Thanks for the interview, Patrick. I am also curious about what led you to switch from the Java Swing app to the web app. If you could do it over again would you start with the desktop app and move to the web or start with the web?


I have a blog post titled "Why I Am Done Making Desktop Apps" and it answers this at length:

http://www.kalzumeus.com/2009/09/05/desktop-aps-versus-web-a...

Short version: web kicks desktop's booty from perspective of developer in conversion rates, support burden, maintainability, and ability to extract data. My next app will be a web app, no question. (If it were a do-over, would I be knocked back to my programming competences as of mid-2006? Because that was Java desktop apps, only -- I couldn't write Ruby and couldn't even spell SQL at that point.)


Patrick - is Google Analytics or Google Conversion Tracker able to track conversions that may occur across many sessions/days apart.

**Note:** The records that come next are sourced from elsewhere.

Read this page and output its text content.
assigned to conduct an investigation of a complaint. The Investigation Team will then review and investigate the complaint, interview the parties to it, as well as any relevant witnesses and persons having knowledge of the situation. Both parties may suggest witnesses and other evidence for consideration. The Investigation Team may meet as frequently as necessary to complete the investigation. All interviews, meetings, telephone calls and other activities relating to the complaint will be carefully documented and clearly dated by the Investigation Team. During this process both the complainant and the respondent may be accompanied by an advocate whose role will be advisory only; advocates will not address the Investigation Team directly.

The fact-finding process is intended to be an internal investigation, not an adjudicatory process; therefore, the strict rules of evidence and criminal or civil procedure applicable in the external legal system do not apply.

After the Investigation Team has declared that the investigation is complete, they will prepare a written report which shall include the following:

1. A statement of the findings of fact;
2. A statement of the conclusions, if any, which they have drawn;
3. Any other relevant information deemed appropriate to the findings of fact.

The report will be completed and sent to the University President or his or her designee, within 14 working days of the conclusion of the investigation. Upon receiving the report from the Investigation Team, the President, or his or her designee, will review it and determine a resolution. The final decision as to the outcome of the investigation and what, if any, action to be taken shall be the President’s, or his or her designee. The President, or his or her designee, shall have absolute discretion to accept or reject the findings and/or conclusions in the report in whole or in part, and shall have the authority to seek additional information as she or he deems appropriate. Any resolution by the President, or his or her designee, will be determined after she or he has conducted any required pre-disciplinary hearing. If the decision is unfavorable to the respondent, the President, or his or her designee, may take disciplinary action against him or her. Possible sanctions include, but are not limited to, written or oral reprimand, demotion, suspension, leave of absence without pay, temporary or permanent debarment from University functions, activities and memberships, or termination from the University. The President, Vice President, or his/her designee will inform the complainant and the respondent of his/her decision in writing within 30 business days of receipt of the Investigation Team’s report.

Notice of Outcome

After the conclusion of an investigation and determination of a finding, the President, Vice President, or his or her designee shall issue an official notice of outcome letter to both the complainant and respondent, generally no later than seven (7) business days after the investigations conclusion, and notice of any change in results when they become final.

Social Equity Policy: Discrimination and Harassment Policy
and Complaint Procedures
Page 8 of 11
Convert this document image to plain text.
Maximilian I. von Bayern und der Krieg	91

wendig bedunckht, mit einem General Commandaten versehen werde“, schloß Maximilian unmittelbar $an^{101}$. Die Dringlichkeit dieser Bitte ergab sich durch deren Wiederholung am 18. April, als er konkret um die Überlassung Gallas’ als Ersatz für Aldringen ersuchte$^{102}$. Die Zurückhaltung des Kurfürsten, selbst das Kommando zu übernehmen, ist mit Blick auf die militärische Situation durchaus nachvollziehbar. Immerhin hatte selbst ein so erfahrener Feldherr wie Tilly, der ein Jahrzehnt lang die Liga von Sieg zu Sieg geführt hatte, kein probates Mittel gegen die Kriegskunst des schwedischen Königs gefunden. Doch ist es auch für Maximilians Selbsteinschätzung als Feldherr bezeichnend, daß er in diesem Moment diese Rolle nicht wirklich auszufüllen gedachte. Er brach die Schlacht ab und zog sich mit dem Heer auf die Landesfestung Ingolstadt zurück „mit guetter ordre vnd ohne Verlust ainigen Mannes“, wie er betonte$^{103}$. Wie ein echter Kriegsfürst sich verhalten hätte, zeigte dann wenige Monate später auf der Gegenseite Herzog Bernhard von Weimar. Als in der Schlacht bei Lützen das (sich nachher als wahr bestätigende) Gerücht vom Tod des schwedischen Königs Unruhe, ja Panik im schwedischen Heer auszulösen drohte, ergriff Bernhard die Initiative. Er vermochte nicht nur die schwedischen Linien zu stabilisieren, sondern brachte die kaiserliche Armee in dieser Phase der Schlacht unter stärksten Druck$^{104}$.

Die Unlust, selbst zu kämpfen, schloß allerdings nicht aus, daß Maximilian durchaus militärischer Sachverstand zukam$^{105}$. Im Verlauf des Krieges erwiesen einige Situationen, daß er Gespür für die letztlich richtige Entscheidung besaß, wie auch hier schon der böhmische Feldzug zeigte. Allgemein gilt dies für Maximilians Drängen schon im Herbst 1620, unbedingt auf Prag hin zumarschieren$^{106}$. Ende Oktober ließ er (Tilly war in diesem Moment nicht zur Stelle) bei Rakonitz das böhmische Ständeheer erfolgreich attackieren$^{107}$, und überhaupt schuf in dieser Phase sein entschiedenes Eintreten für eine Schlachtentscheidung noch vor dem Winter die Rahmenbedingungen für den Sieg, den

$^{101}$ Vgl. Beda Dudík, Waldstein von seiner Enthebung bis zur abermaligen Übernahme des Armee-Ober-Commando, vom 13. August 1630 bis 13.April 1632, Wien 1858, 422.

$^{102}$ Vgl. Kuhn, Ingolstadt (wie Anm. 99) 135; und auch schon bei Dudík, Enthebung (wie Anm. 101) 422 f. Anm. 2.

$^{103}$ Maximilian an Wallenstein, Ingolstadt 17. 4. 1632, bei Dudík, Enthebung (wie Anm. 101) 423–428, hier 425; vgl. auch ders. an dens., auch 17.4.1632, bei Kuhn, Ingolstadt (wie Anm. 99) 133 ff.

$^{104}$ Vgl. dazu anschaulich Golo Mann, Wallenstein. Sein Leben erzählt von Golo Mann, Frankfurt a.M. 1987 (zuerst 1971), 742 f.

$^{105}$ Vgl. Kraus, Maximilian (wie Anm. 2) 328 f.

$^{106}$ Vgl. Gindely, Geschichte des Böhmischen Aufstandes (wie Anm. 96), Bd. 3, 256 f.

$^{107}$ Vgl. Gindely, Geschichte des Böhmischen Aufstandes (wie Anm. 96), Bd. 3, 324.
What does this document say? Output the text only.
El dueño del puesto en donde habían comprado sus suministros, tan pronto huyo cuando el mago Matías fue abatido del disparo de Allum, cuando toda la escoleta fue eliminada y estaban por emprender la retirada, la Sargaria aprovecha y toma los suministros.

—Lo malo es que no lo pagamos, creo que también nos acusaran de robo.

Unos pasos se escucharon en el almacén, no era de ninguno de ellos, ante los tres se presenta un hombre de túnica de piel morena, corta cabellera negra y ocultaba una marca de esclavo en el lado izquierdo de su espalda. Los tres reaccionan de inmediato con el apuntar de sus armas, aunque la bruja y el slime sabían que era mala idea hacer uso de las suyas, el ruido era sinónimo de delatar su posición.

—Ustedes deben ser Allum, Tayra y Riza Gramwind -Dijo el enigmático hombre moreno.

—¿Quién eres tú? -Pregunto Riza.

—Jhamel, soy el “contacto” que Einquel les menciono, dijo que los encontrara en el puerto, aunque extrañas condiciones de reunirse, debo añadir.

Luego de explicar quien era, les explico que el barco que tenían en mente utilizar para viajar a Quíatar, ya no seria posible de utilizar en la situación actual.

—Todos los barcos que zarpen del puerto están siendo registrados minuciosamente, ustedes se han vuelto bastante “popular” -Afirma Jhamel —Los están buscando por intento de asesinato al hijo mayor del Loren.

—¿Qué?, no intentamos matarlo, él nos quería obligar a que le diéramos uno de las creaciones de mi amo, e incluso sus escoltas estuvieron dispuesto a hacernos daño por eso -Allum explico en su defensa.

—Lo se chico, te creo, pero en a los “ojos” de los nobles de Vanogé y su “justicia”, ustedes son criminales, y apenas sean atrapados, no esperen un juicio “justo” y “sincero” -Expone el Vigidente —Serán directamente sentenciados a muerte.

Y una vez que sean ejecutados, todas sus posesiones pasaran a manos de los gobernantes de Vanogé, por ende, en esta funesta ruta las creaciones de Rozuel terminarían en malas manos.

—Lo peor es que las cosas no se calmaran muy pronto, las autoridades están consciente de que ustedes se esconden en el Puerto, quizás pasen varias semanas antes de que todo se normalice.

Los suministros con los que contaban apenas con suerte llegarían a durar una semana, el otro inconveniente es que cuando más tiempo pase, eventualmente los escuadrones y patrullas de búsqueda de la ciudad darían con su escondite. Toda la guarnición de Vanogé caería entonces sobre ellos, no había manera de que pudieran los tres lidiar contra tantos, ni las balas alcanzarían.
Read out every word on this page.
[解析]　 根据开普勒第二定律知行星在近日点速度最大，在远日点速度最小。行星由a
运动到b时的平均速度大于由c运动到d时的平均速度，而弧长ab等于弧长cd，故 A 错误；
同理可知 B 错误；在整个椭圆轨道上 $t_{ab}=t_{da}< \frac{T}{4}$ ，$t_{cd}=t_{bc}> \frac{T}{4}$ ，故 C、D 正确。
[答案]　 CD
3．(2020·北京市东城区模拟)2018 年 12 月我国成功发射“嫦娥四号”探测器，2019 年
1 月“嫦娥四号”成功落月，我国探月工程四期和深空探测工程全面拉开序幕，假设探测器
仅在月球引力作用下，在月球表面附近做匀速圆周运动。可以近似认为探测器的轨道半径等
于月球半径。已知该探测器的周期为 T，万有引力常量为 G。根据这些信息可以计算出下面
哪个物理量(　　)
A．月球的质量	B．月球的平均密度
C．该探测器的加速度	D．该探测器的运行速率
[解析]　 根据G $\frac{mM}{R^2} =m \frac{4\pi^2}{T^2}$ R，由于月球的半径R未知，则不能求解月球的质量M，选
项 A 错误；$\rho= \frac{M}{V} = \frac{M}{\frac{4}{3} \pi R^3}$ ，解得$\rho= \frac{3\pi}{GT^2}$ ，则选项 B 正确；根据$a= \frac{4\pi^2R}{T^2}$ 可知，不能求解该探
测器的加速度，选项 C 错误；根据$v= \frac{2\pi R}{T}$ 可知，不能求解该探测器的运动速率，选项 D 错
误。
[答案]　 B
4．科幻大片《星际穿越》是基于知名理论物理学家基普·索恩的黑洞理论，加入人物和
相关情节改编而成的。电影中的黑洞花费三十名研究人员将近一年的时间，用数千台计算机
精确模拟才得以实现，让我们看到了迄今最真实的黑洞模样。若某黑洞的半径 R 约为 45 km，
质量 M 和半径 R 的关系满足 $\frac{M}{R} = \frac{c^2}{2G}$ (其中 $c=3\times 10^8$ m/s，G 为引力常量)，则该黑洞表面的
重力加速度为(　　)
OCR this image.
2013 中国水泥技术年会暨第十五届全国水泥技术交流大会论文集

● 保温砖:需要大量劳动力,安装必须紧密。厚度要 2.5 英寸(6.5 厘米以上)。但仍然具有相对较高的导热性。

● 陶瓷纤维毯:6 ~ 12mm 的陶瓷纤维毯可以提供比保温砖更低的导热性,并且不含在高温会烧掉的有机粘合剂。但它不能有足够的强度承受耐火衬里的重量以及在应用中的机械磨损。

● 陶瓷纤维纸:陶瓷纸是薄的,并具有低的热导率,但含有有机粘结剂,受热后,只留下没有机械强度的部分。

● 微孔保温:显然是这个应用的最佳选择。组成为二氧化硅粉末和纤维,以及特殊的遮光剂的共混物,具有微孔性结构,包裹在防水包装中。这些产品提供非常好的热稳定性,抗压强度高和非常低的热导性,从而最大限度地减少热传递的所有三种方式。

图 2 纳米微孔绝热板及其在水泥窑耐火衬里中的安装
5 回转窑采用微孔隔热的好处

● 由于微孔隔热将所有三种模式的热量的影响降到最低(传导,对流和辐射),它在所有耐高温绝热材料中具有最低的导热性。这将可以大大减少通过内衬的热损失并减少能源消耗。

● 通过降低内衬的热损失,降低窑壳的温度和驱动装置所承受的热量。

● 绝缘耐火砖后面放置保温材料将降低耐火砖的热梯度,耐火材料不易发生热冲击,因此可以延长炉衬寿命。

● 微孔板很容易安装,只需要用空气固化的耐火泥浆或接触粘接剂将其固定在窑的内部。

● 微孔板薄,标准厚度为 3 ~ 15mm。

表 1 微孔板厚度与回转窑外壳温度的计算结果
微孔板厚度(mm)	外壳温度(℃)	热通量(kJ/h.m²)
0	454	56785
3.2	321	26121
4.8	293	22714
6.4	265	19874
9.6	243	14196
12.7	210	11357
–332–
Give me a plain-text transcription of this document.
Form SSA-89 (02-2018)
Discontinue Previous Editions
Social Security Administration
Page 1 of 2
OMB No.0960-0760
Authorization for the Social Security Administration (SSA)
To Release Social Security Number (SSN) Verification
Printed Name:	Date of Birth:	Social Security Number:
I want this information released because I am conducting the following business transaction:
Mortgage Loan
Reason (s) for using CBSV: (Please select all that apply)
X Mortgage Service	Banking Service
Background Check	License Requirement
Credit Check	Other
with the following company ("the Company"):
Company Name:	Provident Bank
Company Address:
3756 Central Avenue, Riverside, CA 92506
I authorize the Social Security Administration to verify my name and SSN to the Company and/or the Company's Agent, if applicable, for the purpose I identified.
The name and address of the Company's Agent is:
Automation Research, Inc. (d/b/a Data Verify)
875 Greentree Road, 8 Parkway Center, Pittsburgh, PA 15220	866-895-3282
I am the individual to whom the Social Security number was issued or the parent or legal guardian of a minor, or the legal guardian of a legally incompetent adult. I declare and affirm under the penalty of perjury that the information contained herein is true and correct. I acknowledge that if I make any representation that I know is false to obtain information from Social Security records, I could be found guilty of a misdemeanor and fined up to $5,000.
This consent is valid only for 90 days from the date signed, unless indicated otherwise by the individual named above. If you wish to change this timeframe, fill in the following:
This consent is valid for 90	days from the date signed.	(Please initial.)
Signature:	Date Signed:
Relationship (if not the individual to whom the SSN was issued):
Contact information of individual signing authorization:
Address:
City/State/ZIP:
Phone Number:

For example, tracking the conversion from landing page to registered user is easy. But what about the conversion from registered user to paying user. That conversion might occur a week later. Do you know if that is tracked, or does google only count a conversion within the same session.


good interview, but the format just looks weird to me. i.e. when the guest isn't talking, you are just watching someone listening.

With both people on the screen, you can change focus between each person, as they speak.


well you got me to sign up for mixpanel.


This is all mildly interesting and nice, but honestly $30K projected for this year is nothing. And that number shows to me more limitations of this particular method of SEO & AdWords than anything else, i.e. it is not a way to build company.

My first crappy product made $8K a year in profit 0 advertisement. My second made $72K a year no advertisement no SEO. My third product is making over $500k a year (not projected) no advertisement no SEO.


I'd ask what your product is but someone who created an account an hour ago and pulled out some unsubstantiated large figures probably won't give specifics.

Sure certain products can pull in stupidly large revenues, but this is an example of a person with limited time applying a small amount of time to a niche and being nicely profitable.


By that logic, doesn't your lack of success with no advertisement or SEO on the first product prove your second and third products don't exist?


I don't know what are you talking about... Sorry.


If you take your first experience: "My first crappy product made $8K a year in profit 0 advertisement" You might draw the conclusion that '0 advertising is no way to build a company'. In which case you'd have never bothered trying the others.

Adwords and SEO are extremely valuable and profitable when done well. Bear in mind that Bingo Card Creation is a relatively small niche. There are people doing finance related things with adwords who make millions.


That's not really true. You would be encouraged if you made 8K off a crappy product with no advertising. You would think that making money is easy and that you could do much better with a less crappy product. True or not, that's how I'd read that statement and feel about that situation (which is actually pretty similar to my actual situation).


OP "This is all mildly interesting and nice, but honestly $30K projected for this year is nothing."

I was suggesting that if the OP applied his own logic...

Personally I think making any amount of money is cool and something to build on.


He made $30k at 5 hours a week. That works out to $120/hr. Not bad.


Last year only, he worked on the project for four years and I don't think he made that amount in the first year.